Keeping Humans Alive in a Vacuum
The International Space Station is essentially a sealed bubble of breathable air surrounded by a lethal environment. Its life support system has three core components: water recovery, air revitalization, and oxygen generation. The water recovery system reclaims about 90 percent of all water on board, recycling everything from cabin humidity to crew urine. That reclaimed water passes through filtration beds and a chemical purifier before anyone drinks it.
Oxygen comes from splitting water molecules apart using electricity, a process called electrolysis that yields breathable oxygen and hydrogen gas. The hydrogen then combines with the carbon dioxide that the crew exhales inside a reactor, producing methane (which gets vented into space) and more water that feeds back into the cycle. It’s a remarkably closed loop, though resupply missions still deliver backup water, food, and spare parts.

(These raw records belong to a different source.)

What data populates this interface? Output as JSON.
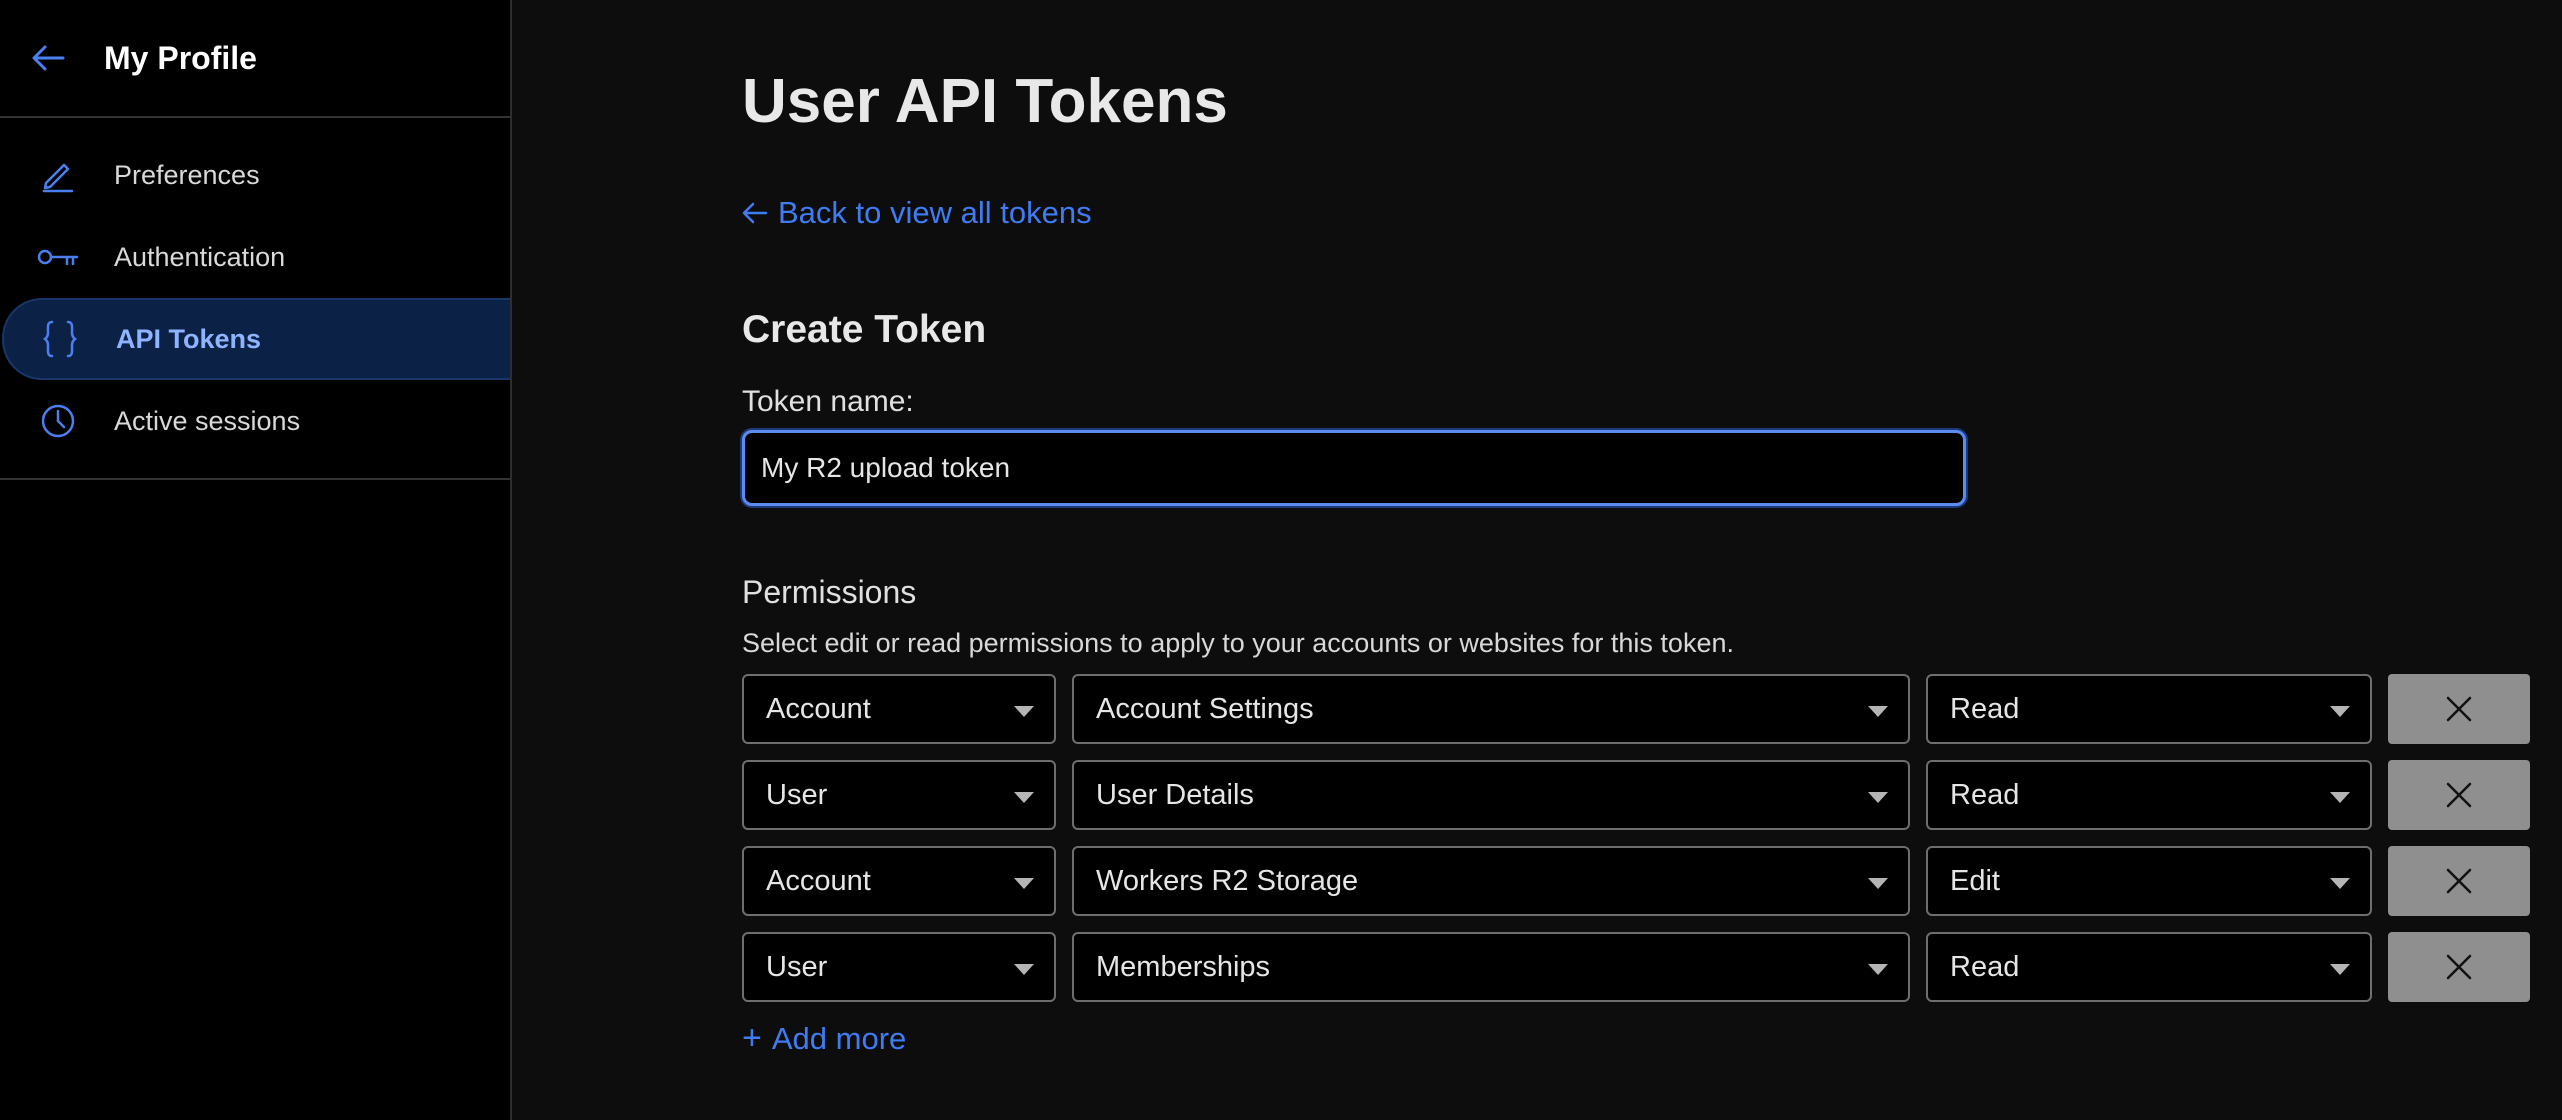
{
  "sidebar": {
    "title": "My Profile",
    "items": [
      {
        "label": "Preferences",
        "icon": "pencil-icon"
      },
      {
        "label": "Authentication",
        "icon": "key-icon"
      },
      {
        "label": "API Tokens",
        "icon": "braces-icon",
        "active": true
      },
      {
        "label": "Active sessions",
        "icon": "clock-icon"
      }
    ]
  },
  "main": {
    "title": "User API Tokens",
    "back_link": "Back to view all tokens",
    "section_title": "Create Token",
    "token_name_label": "Token name:",
    "token_name_value": "My R2 upload token",
    "permissions_title": "Permissions",
    "permissions_desc": "Select edit or read permissions to apply to your accounts or websites for this token.",
    "permissions": [
      {
        "scope": "Account",
        "resource": "Account Settings",
        "access": "Read"
      },
      {
        "scope": "User",
        "resource": "User Details",
        "access": "Read"
      },
      {
        "scope": "Account",
        "resource": "Workers R2 Storage",
        "access": "Edit"
      },
      {
        "scope": "User",
        "resource": "Memberships",
        "access": "Read"
      }
    ],
    "add_more": "Add more"
  },
  "colors": {
    "accent": "#3f7cf2",
    "sidebar_active_bg": "#0b2146",
    "remove_button": "#8f8f8f"
  }
}
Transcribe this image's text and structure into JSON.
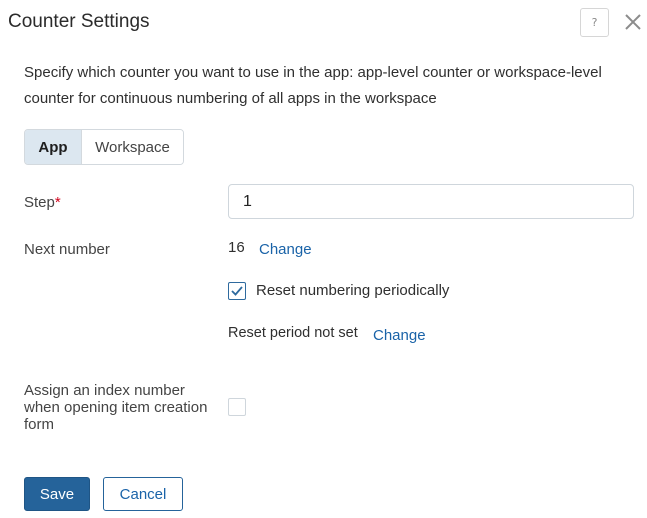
{
  "dialog": {
    "title": "Counter Settings",
    "help_glyph": "?",
    "description": "Specify which counter you want to use in the app: app-level counter or workspace-level counter for continuous numbering of all apps in the workspace"
  },
  "counter_scope": {
    "options": [
      "App",
      "Workspace"
    ],
    "selected": "App"
  },
  "step": {
    "label": "Step",
    "required_mark": "*",
    "value": "1"
  },
  "next_number": {
    "label": "Next number",
    "value": "16",
    "change_link": "Change"
  },
  "reset_numbering": {
    "label": "Reset numbering periodically",
    "checked": true
  },
  "reset_period": {
    "text": "Reset period not set",
    "change_link": "Change"
  },
  "assign_index": {
    "label": "Assign an index number when opening item creation form",
    "checked": false
  },
  "actions": {
    "save_label": "Save",
    "cancel_label": "Cancel"
  },
  "colors": {
    "primary": "#25639a",
    "link": "#1a63a8",
    "required": "#d0021b",
    "segment_selected_bg": "#dce7f0"
  },
  "icons": {
    "help": "question-mark-icon",
    "close": "close-x-icon",
    "check": "checkmark-icon"
  }
}
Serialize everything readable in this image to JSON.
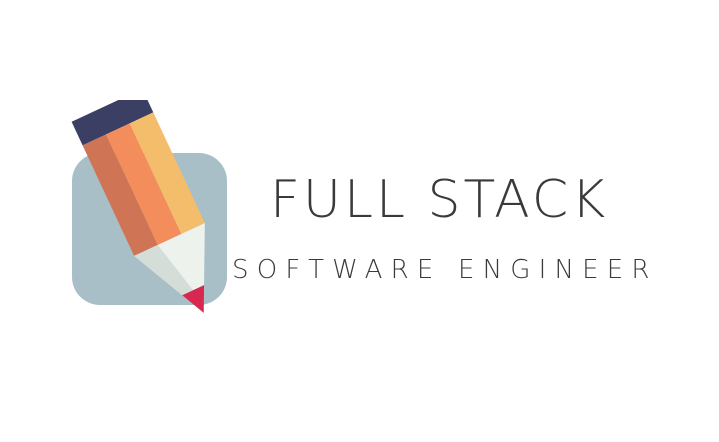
{
  "logo": {
    "title": "FULL STACK",
    "subtitle": "SOFTWARE ENGINEER",
    "icon": "pencil-icon",
    "colors": {
      "background_square": "#a9bfc8",
      "pencil_ferrule": "#3b3f63",
      "pencil_body_dark": "#cf7455",
      "pencil_body_mid": "#f48d5c",
      "pencil_body_light": "#f3bd6c",
      "pencil_wood": "#eef2ec",
      "pencil_tip": "#d8284f",
      "text": "#3a3a3a"
    }
  }
}
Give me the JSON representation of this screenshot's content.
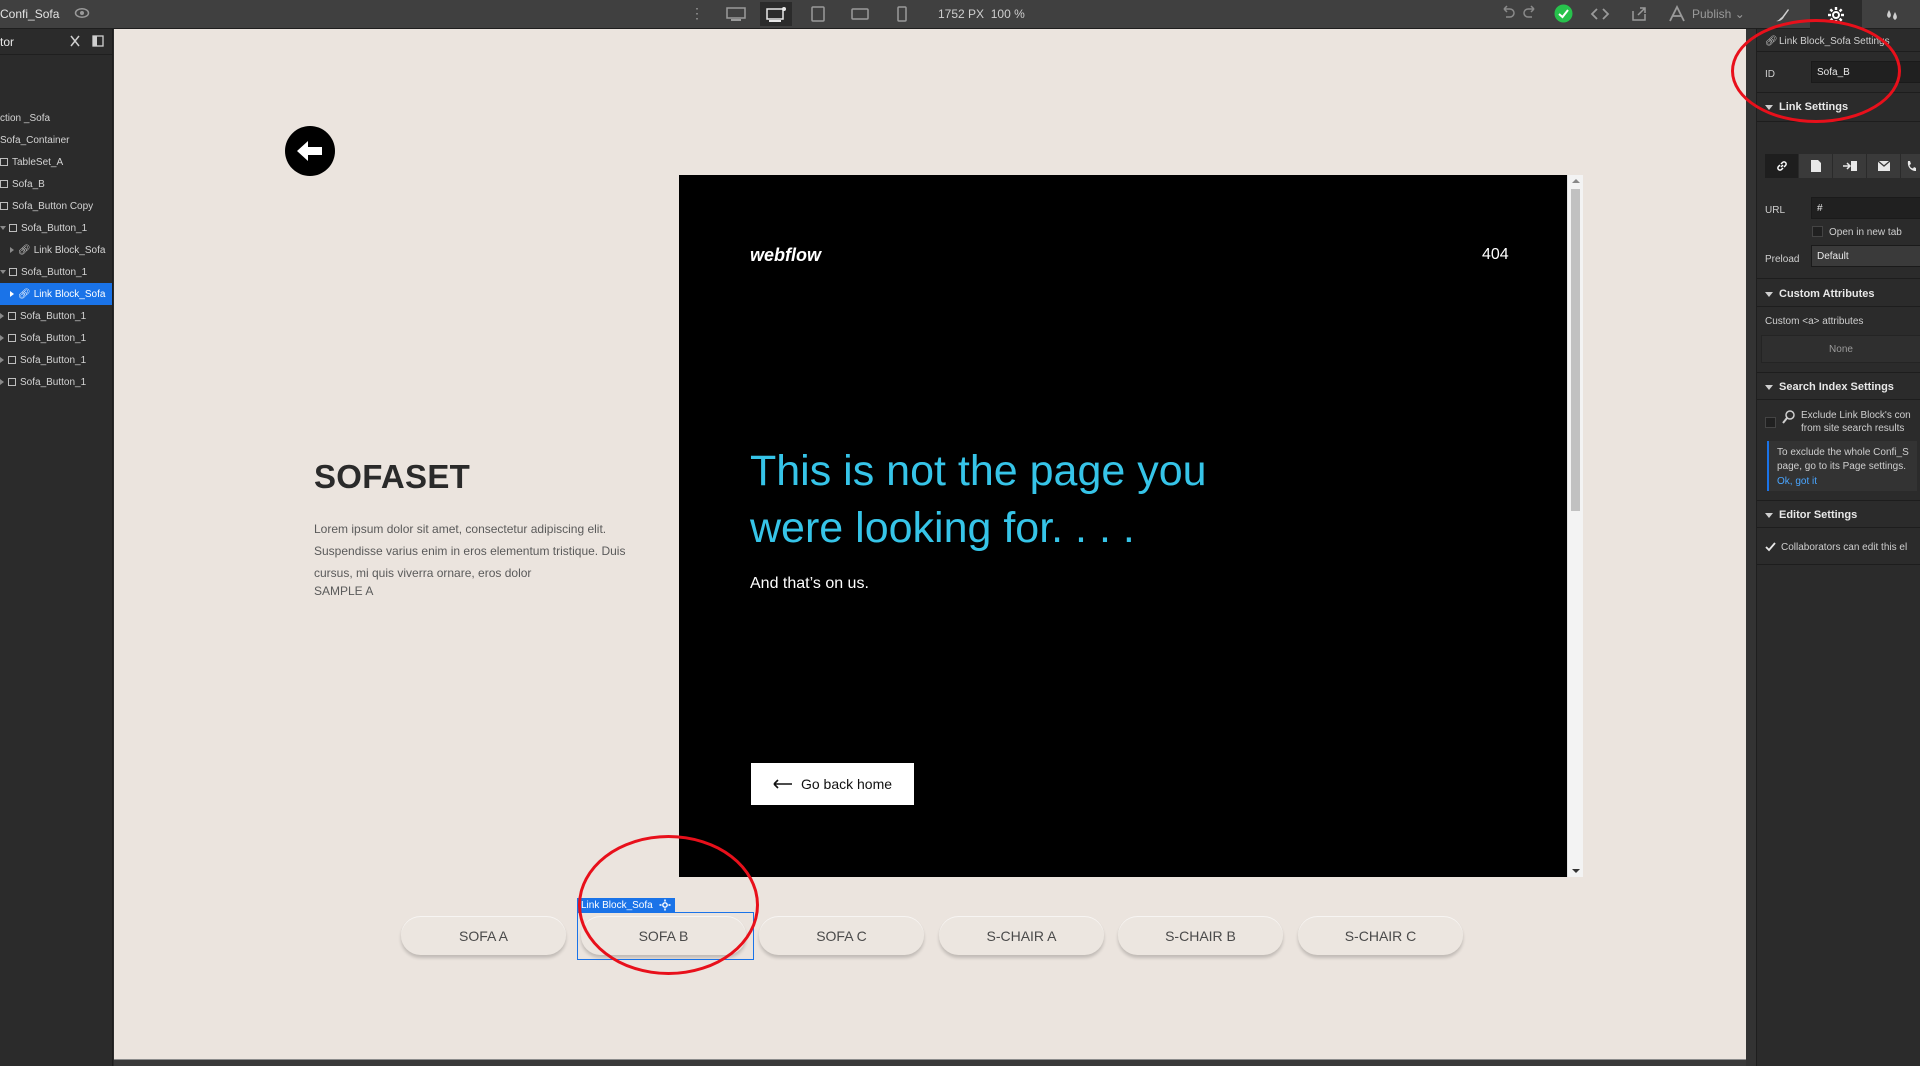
{
  "topbar": {
    "page_name": "Confi_Sofa",
    "canvas_width": "1752 PX",
    "zoom": "100 %",
    "publish_label": "Publish",
    "status_color": "#27c24c"
  },
  "navigator": {
    "title": "tor",
    "items": [
      {
        "label": "ction _Sofa",
        "kind": "section"
      },
      {
        "label": "Sofa_Container",
        "kind": "container"
      },
      {
        "label": "TableSet_A",
        "kind": "box"
      },
      {
        "label": "Sofa_B",
        "kind": "box"
      },
      {
        "label": "Sofa_Button Copy",
        "kind": "box"
      },
      {
        "label": "Sofa_Button_1",
        "kind": "box"
      },
      {
        "label": "Link Block_Sofa",
        "kind": "link"
      },
      {
        "label": "Sofa_Button_1",
        "kind": "box"
      },
      {
        "label": "Link Block_Sofa",
        "kind": "link",
        "selected": true
      },
      {
        "label": "Sofa_Button_1",
        "kind": "box"
      },
      {
        "label": "Sofa_Button_1",
        "kind": "box"
      },
      {
        "label": "Sofa_Button_1",
        "kind": "box"
      },
      {
        "label": "Sofa_Button_1",
        "kind": "box"
      }
    ]
  },
  "canvas": {
    "heading": "SOFASET",
    "description": "Lorem ipsum dolor sit amet, consectetur adipiscing elit. Suspendisse varius enim in eros elementum tristique. Duis cursus, mi quis viverra ornare, eros dolor",
    "sample": "SAMPLE A",
    "embed": {
      "logo": "webflow",
      "code": "404",
      "headline": "This is not the page you were looking for. . . .",
      "subtext": "And that’s on us.",
      "button": "Go back home",
      "headline_color": "#36c4e8"
    },
    "selection_tag": "Link Block_Sofa",
    "buttons": [
      "SOFA A",
      "SOFA B",
      "SOFA C",
      "S-CHAIR A",
      "S-CHAIR B",
      "S-CHAIR C"
    ]
  },
  "panel": {
    "element_title": "Link Block_Sofa Settings",
    "id_label": "ID",
    "id_value": "Sofa_B",
    "link_settings": "Link Settings",
    "url_label": "URL",
    "url_value": "#",
    "new_tab": "Open in new tab",
    "preload_label": "Preload",
    "preload_value": "Default",
    "custom_attributes": "Custom Attributes",
    "custom_a": "Custom <a> attributes",
    "none": "None",
    "search_index": "Search Index Settings",
    "exclude_text": "Exclude Link Block's con from site search results",
    "info_text": "To exclude the whole Confi_S page, go to its Page settings.",
    "info_link": "Ok, got it",
    "editor_settings": "Editor Settings",
    "collab_text": "Collaborators can edit this el"
  },
  "colors": {
    "accent": "#1a73e8",
    "annotation": "#e8101b",
    "canvas_bg": "#ebe4de"
  }
}
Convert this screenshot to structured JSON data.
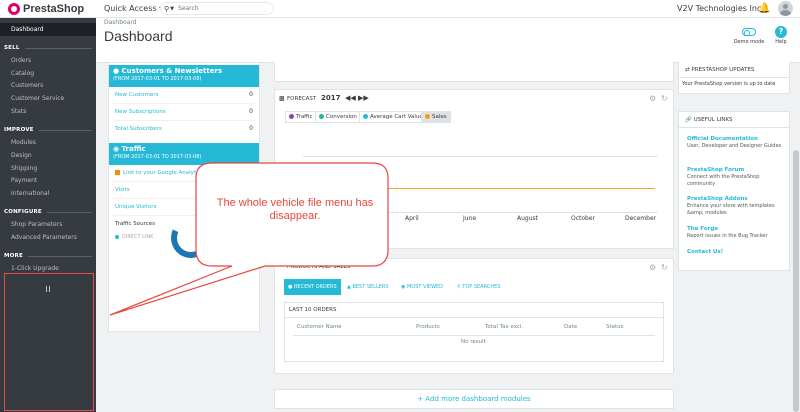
{
  "topbar": {
    "logo_text": "PrestaShop",
    "quick_access": "Quick Access ▾",
    "search_placeholder": "Search",
    "shop_name": "V2V Technologies Inc"
  },
  "header": {
    "breadcrumb": "Dashboard",
    "title": "Dashboard",
    "demo_mode_label": "Demo mode",
    "help_label": "Help"
  },
  "sidebar": {
    "dashboard": "Dashboard",
    "sections": [
      {
        "label": "SELL",
        "items": [
          "Orders",
          "Catalog",
          "Customers",
          "Customer Service",
          "Stats"
        ]
      },
      {
        "label": "IMPROVE",
        "items": [
          "Modules",
          "Design",
          "Shipping",
          "Payment",
          "International"
        ]
      },
      {
        "label": "CONFIGURE",
        "items": [
          "Shop Parameters",
          "Advanced Parameters"
        ]
      },
      {
        "label": "MORE",
        "items": [
          "1-Click Upgrade"
        ]
      }
    ]
  },
  "customers_panel": {
    "title": "Customers & Newsletters",
    "subtitle": "(FROM 2017-03-01 TO 2017-03-08)",
    "rows": [
      {
        "label": "New Customers",
        "value": "0"
      },
      {
        "label": "New Subscriptions",
        "value": "0"
      },
      {
        "label": "Total Subscribers",
        "value": "0"
      }
    ]
  },
  "traffic_panel": {
    "title": "Traffic",
    "subtitle": "(FROM 2017-03-01 TO 2017-03-08)",
    "ga_link": "Link to your Google Analytics",
    "visits": "Visits",
    "unique_visitors": "Unique Visitors",
    "traffic_sources": "Traffic Sources",
    "direct_link": "DIRECT LINK"
  },
  "forecast": {
    "label": "FORECAST",
    "year": "2017",
    "pills": [
      {
        "label": "Traffic",
        "color": "#8e44ad"
      },
      {
        "label": "Conversion",
        "color": "#1abc9c"
      },
      {
        "label": "Average Cart Value",
        "color": "#25b9d7"
      },
      {
        "label": "Sales",
        "color": "#f39c12"
      }
    ],
    "months": [
      "April",
      "June",
      "August",
      "October",
      "December"
    ],
    "line_color": "#f5a623"
  },
  "products_panel": {
    "title": "PRODUCTS AND SALES",
    "tabs": [
      "RECENT ORDERS",
      "BEST SELLERS",
      "MOST VIEWED",
      "TOP SEARCHES"
    ],
    "section_title": "LAST 10 ORDERS",
    "columns": [
      "Customer Name",
      "Products",
      "Total Tax excl.",
      "Date",
      "Status"
    ],
    "empty": "No result"
  },
  "updates": {
    "title": "PRESTASHOP UPDATES",
    "message": "Your PrestaShop version is up to date"
  },
  "useful_links": {
    "title": "USEFUL LINKS",
    "links": [
      {
        "label": "Official Documentation",
        "desc": "User, Developer and Designer Guides"
      },
      {
        "label": "PrestaShop Forum",
        "desc": "Connect with the PrestaShop community"
      },
      {
        "label": "PrestaShop Addons",
        "desc": "Enhance your store with templates &amp; modules"
      },
      {
        "label": "The Forge",
        "desc": "Report issues in the Bug Tracker"
      },
      {
        "label": "Contact Us!",
        "desc": ""
      }
    ]
  },
  "callout": {
    "text": "The whole vehicle file menu has disappear."
  },
  "add_modules": "+ Add more dashboard modules",
  "colors": {
    "sidebar_bg": "#363a41",
    "accent": "#25b9d7",
    "annotation": "#e84a4a"
  }
}
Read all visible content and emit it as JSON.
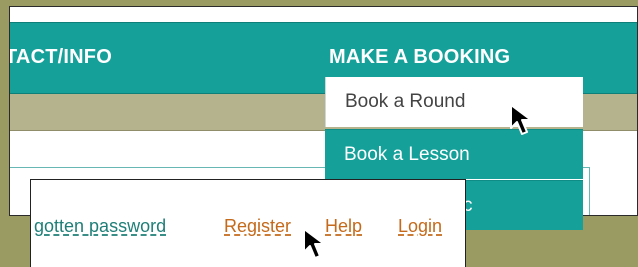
{
  "nav": {
    "contact_info": "TACT/INFO",
    "make_booking": "MAKE A BOOKING"
  },
  "dropdown": {
    "items": [
      {
        "label": "Book a Round",
        "state": "hovered"
      },
      {
        "label": "Book a Lesson",
        "state": "normal"
      },
      {
        "label": "c",
        "state": "partially-hidden"
      }
    ]
  },
  "login_panel": {
    "forgotten_password": "gotten password",
    "register": "Register",
    "help": "Help",
    "login": "Login"
  },
  "icons": {
    "cursor_top": "mouse-cursor-icon",
    "cursor_bottom": "mouse-cursor-icon"
  },
  "colors": {
    "primary_nav": "#16a09a",
    "subnav": "#b5b38e",
    "background": "#9a9a63",
    "link_orange": "#c46a1a",
    "link_teal": "#1f7f78"
  }
}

The Cost of Getting to Orbit
Launch costs have dropped dramatically over the past two decades, largely because of reusable rockets. A SpaceX Falcon 9 carries about 22,800 kilograms to low Earth orbit for around $67 million, which works out to roughly $2,940 per kilogram. The larger Falcon Heavy brings that down to about $1,520 per kilogram. For comparison, the Space Shuttle era saw costs closer to $54,000 per kilogram. SpaceX’s Starship, still in development, aims to eventually push the price below $100 per kilogram, though that target remains unproven.
Commercial Space Tourism
Space is no longer reserved for government astronauts. Several companies now sell seats on suborbital and orbital flights, though prices vary wildly depending on how high you go and how long you stay. Virgin Galactic offers a two-hour suborbital flight reaching about 80 kilometers altitude for $250,000. Blue Origin’s New Shepard capsule crosses the 100-kilometer Kármán line (the internationally recognized boundary of space) during a 12-minute flight that costs approximately $300,000. For a gentler experience, Space Perspective sells six-hour balloon rides to 32 kilometers for $125,000, floating passengers to the edge of space without rocket engines.
Orbital tourism costs far more. SpaceX has flown private crews to the ISS and on free-flying missions in its Dragon capsule, with reported per-seat prices in the tens of millions of dollars. These flights last several days and involve genuine orbital spaceflight, not just a brief hop above the atmosphere.
What Comes Next
NASA’s Artemis program is the most significant crewed exploration effort currently underway. Artemis II will send astronauts around the Moon, with the Artemis III mission now targeting 2027 to test systems and operational capabilities in low Earth orbit. Artemis IV, planned for 2028, aims to land astronauts on the lunar surface for the first time since Apollo 17 in 1972. The long-term goal is to establish a sustained human presence on and around the Moon as a stepping stone toward crewed Mars missions.
Mars remains the ultimate near-term destination. A one-way trip takes roughly six to nine months with current propulsion, meaning a round trip with surface time could last two to three years. Solving the radiation exposure problem, carrying enough supplies, and keeping a crew physically and psychologically healthy over that duration are the central challenges. No crewed Mars mission has a firm launch date, but both NASA and SpaceX have outlined plans that target the 2030s.